Perhaps CMS could be convinced to see reason to change the program without having to go through yet another protracted legislative battle.

“I’m hoping that with enough pressure, which is beginning to get a little bit smarter, to look at some of the changes that we’ve requested they look at: transparency; a clearing house price vs. a median bid; a different look at capacity — all of those issues that could potential change the way the bid rates came out,” Ryan says. “Whether CMS will listen to us remains to be seen, and whether we need to ratchet it up legislatively is something we’ll have to figure out between now and October.”

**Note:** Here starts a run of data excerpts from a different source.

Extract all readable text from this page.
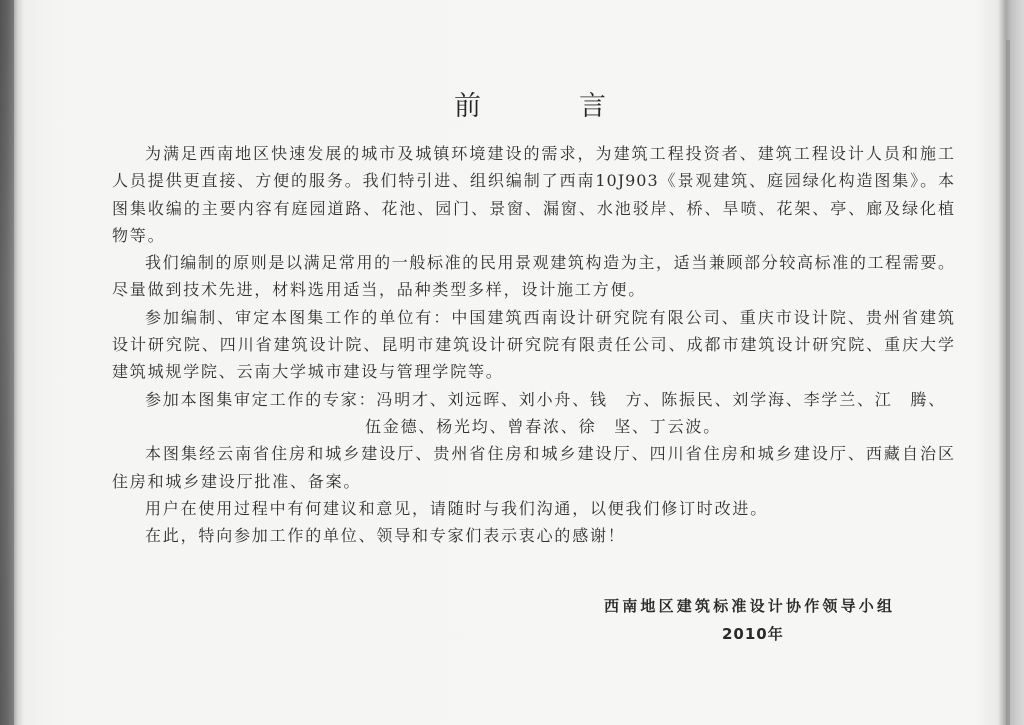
前言
为满足西南地区快速发展的城市及城镇环境建设的需求，为建筑工程投资者、建筑工程设计人员和施工
人员提供更直接、方便的服务。我们特引进、组织编制了西南10J903《景观建筑、庭园绿化构造图集》。本
图集收编的主要内容有庭园道路、花池、园门、景窗、漏窗、水池驳岸、桥、旱喷、花架、亭、廊及绿化植
物等。
我们编制的原则是以满足常用的一般标准的民用景观建筑构造为主，适当兼顾部分较高标准的工程需要。
尽量做到技术先进，材料选用适当，品种类型多样，设计施工方便。
参加编制、审定本图集工作的单位有：中国建筑西南设计研究院有限公司、重庆市设计院、贵州省建筑
设计研究院、四川省建筑设计院、昆明市建筑设计研究院有限责任公司、成都市建筑设计研究院、重庆大学
建筑城规学院、云南大学城市建设与管理学院等。
参加本图集审定工作的专家：冯明才、刘远晖、刘小舟、钱　方、陈振民、刘学海、李学兰、江　腾、
伍金德、杨光均、曾春浓、徐　坚、丁云波。
本图集经云南省住房和城乡建设厅、贵州省住房和城乡建设厅、四川省住房和城乡建设厅、西藏自治区
住房和城乡建设厅批准、备案。
用户在使用过程中有何建议和意见，请随时与我们沟通，以便我们修订时改进。
在此，特向参加工作的单位、领导和专家们表示衷心的感谢！
西南地区建筑标准设计协作领导小组
2010年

But the central strategy remains to work for repeal. Most likely, if there is more Medicare-related legislation, it will hit by October, and hopefully that will provide the industry with another opportunity to make its case with lawmakers.

“I would hope, from a grassroots standpoint, that every provider is still lobbying their House member,” Ryan says. “The more pressure we can get in the House — maybe we can get more than 200 co-sponsors — the more likely we can get CMS to open its eyes to what we’re saying about what needs to tweaked or reformed.”

The one thing that is certain is that these times are unprecedented for oxygen providers. Profits are diminishing, but the demographic prospects for this industry with the aging Baby Boom are the light at the end of CMS’s long, dark funding tunnel. As long as oxygen providers can continue to bob and weave and outwit CMS to survive from one round to the next, they will remain standing as champions when the final bell is rung.